“Shall we take the horses?” inquired Walt.

“Sartin, sure,” was the cow-puncher’s rejoinder, “don’t want ter leave ’em here for that letter writer and his pals to gobble up.”

So the stock was saddled and the pack burros loaded and “diamond hitched,” and the mournful and anxious little party got under way. It so chanced that their way led them to the little hill where Jack had stopped on the stolen horse and listened for sounds of the pursuit. Coyote’s sharp eyes at once spied the tracks, but naturally he could make nothing of them.

Suddenly Ralph Stetson, who had ridden a little in advance, gave a startled cry.

“Come here, all!” he shouted.

“What’s up now?” grunted Coyote Pete, spurring forward, followed by the others.

“Why, here’s a horse,—a dead horse, shot through the head, lying here,” was the unexpected reply.

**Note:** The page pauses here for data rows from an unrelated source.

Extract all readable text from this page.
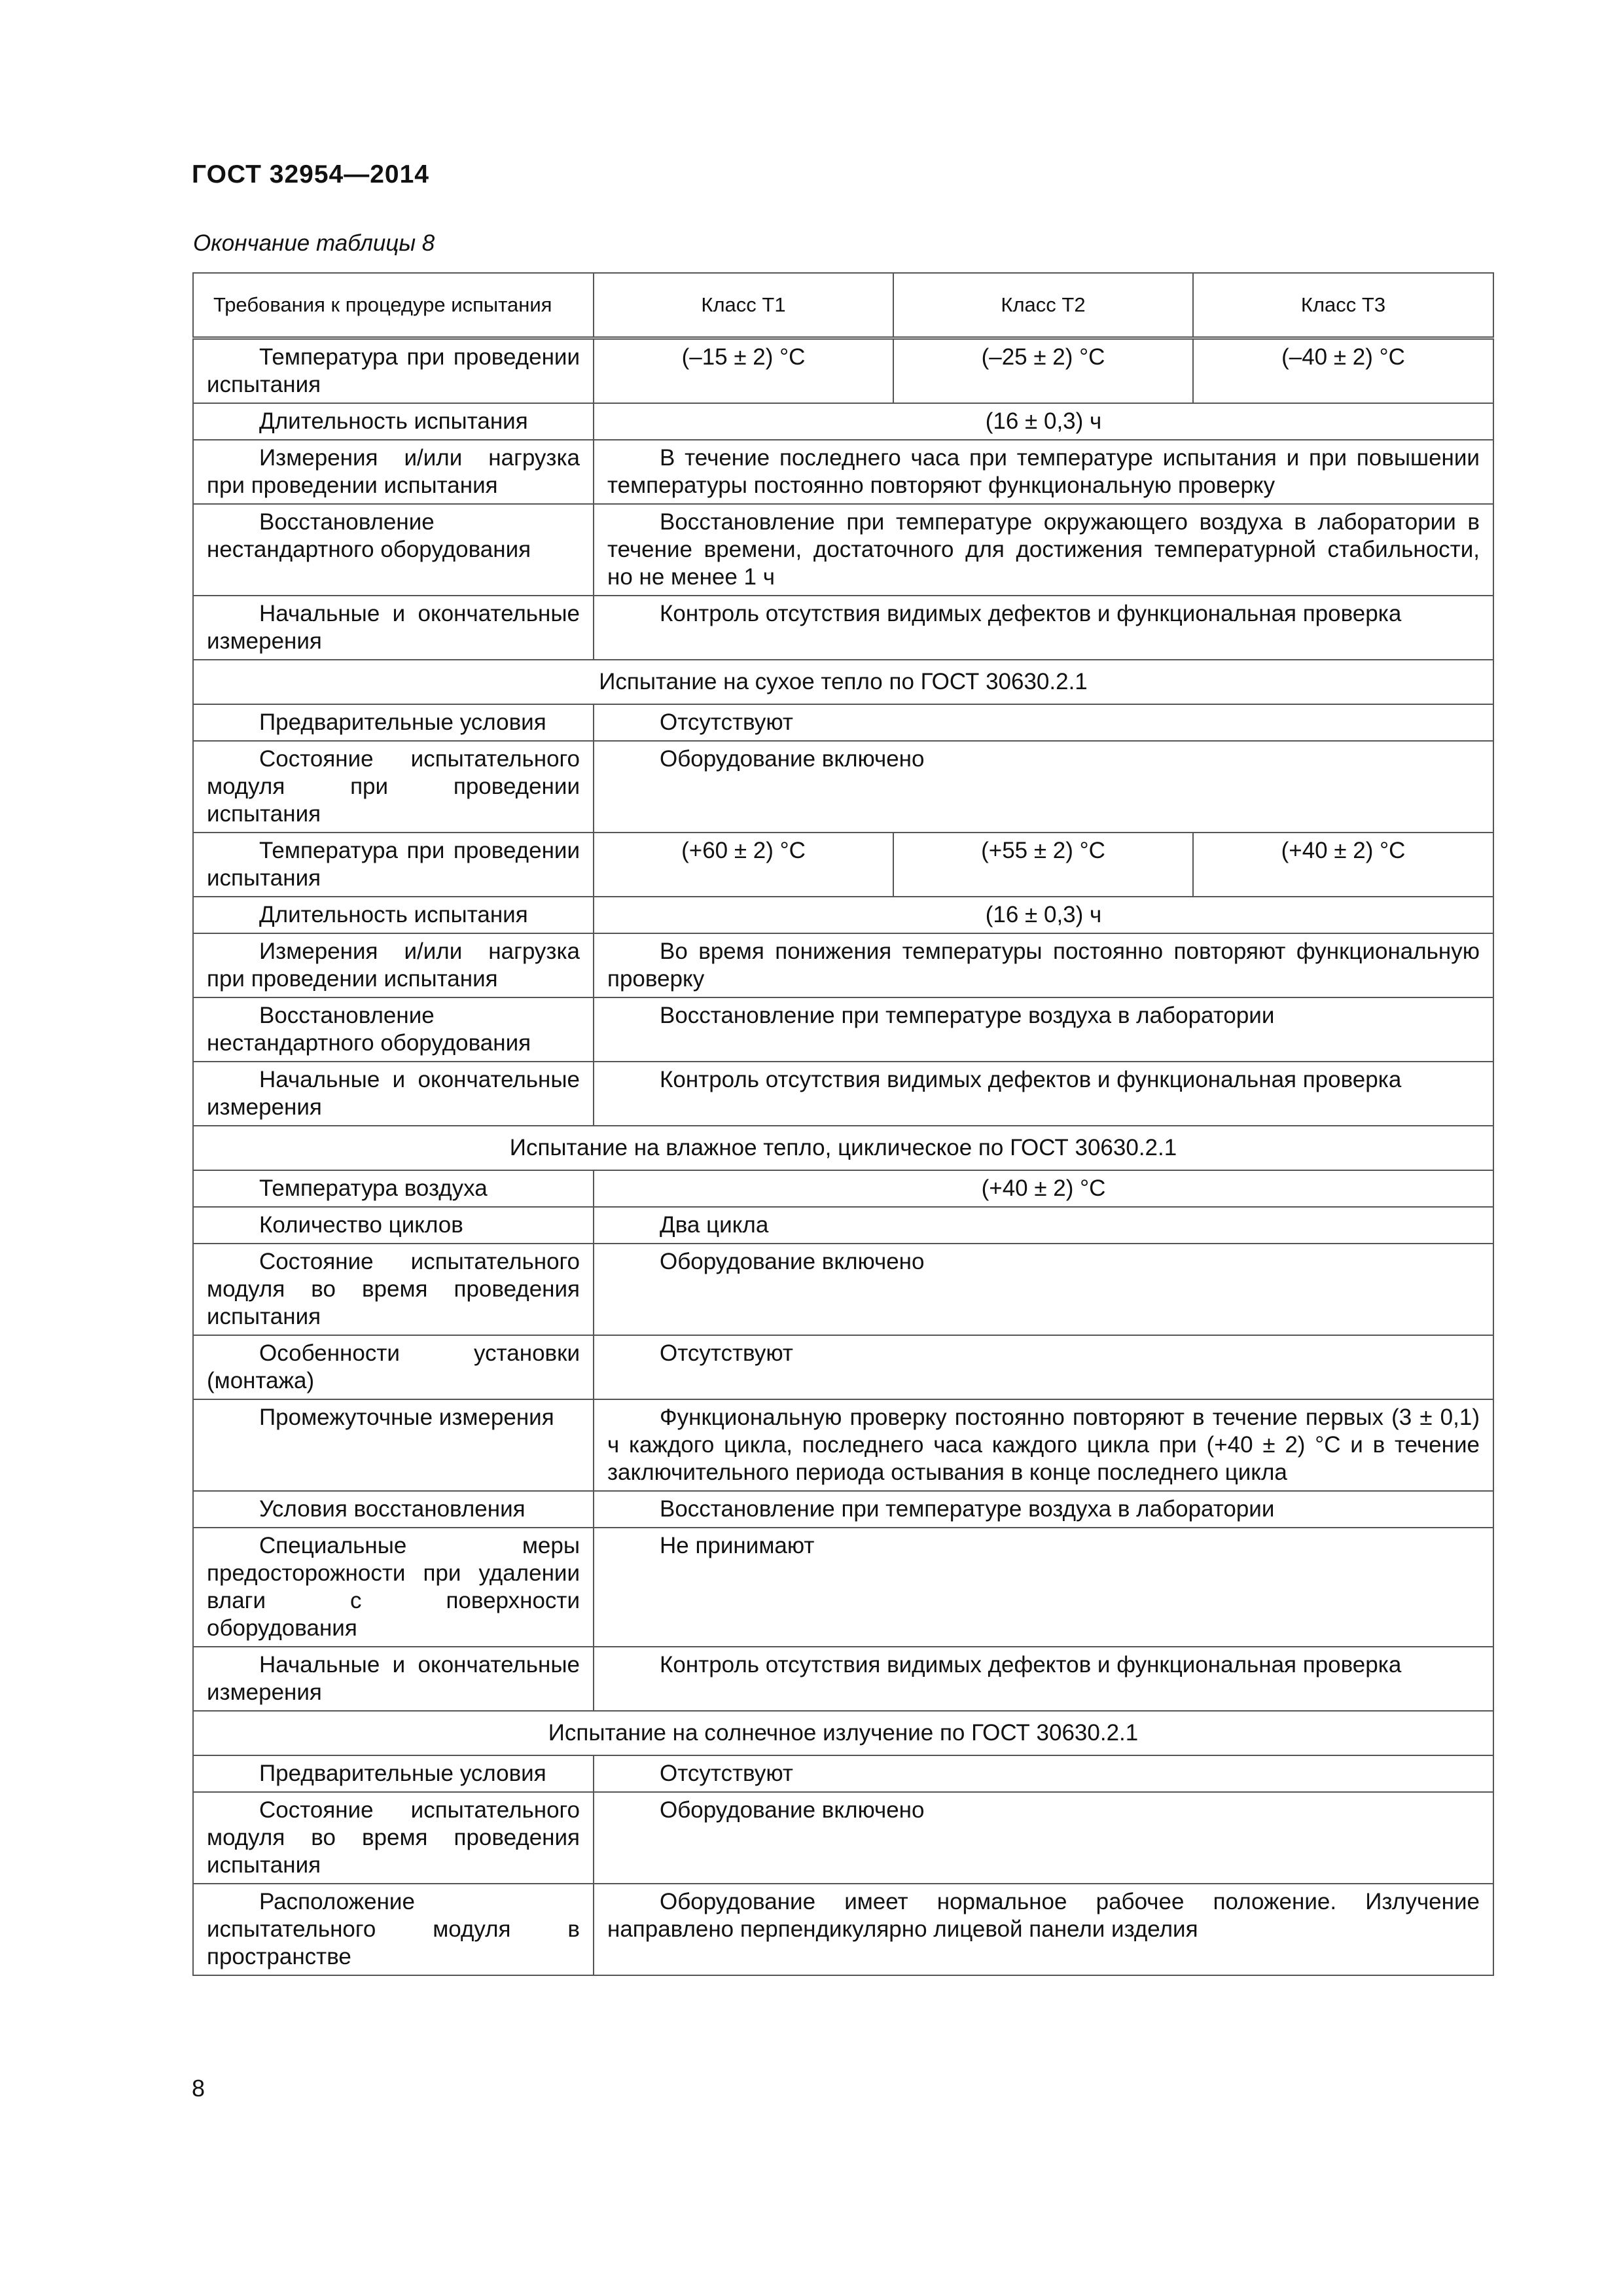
ГОСТ 32954—2014
Окончание таблицы 8
Требования к процедуре испытания	Класс Т1	Класс Т2	Класс Т3
Температура при проведении испытания	(–15 ± 2) °С	(–25 ± 2) °С	(–40 ± 2) °С
Длительность испытания	(16 ± 0,3) ч		
Измерения и/или нагрузка при проведении испытания	В течение последнего часа при температуре испытания и при повышении температуры постоянно повторяют функциональную проверку		
Восстановление нестандартного оборудования	Восстановление при температуре окружающего воздуха в лаборатории в течение времени, достаточного для достижения температурной стабильности, но не менее 1 ч		
Начальные и окончательные измерения	Контроль отсутствия видимых дефектов и функциональная проверка		
Испытание на сухое тепло по ГОСТ 30630.2.1			
Предварительные условия	Отсутствуют		
Состояние испытательного модуля при проведении испытания	Оборудование включено		
Температура при проведении испытания	(+60 ± 2) °С	(+55 ± 2) °С	(+40 ± 2) °С
Длительность испытания	(16 ± 0,3) ч		
Измерения и/или нагрузка при проведении испытания	Во время понижения температуры постоянно повторяют функциональную проверку		
Восстановление нестандартного оборудования	Восстановление при температуре воздуха в лаборатории		
Начальные и окончательные измерения	Контроль отсутствия видимых дефектов и функциональная проверка		
Испытание на влажное тепло, циклическое по ГОСТ 30630.2.1			
Температура воздуха	(+40 ± 2) °С		
Количество циклов	Два цикла		
Состояние испытательного модуля во время проведения испытания	Оборудование включено		
Особенности установки (монтажа)	Отсутствуют		
Промежуточные измерения	Функциональную проверку постоянно повторяют в течение первых (3 ± 0,1) ч каждого цикла, последнего часа каждого цикла при (+40 ± 2) °С и в течение заключительного периода остывания в конце последнего цикла		
Условия восстановления	Восстановление при температуре воздуха в лаборатории		
Специальные меры предосторожности при удалении влаги с поверхности оборудования	Не принимают		
Начальные и окончательные измерения	Контроль отсутствия видимых дефектов и функциональная проверка		
Испытание на солнечное излучение по ГОСТ 30630.2.1			
Предварительные условия	Отсутствуют		
Состояние испытательного модуля во время проведения испытания	Оборудование включено		
Расположение испытательного модуля в пространстве	Оборудование имеет нормальное рабочее положение. Излучение направлено перпендикулярно лицевой панели изделия		
8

“Well, Mr. Coyote, what do you make of it?” asked the professor, after Pete had carefully surveyed the ground in the vicinity.

“Dunno what ter make uv it yit,” snorted Pete. “Looks like ther’s something back of this, as the cat said when she looked in the mirror, and—wow!”

“What is it?” they chorused as they pressed about the spot where Coyote was pointing downward, an unusual expression of excitement on his ordinarily unemotional features.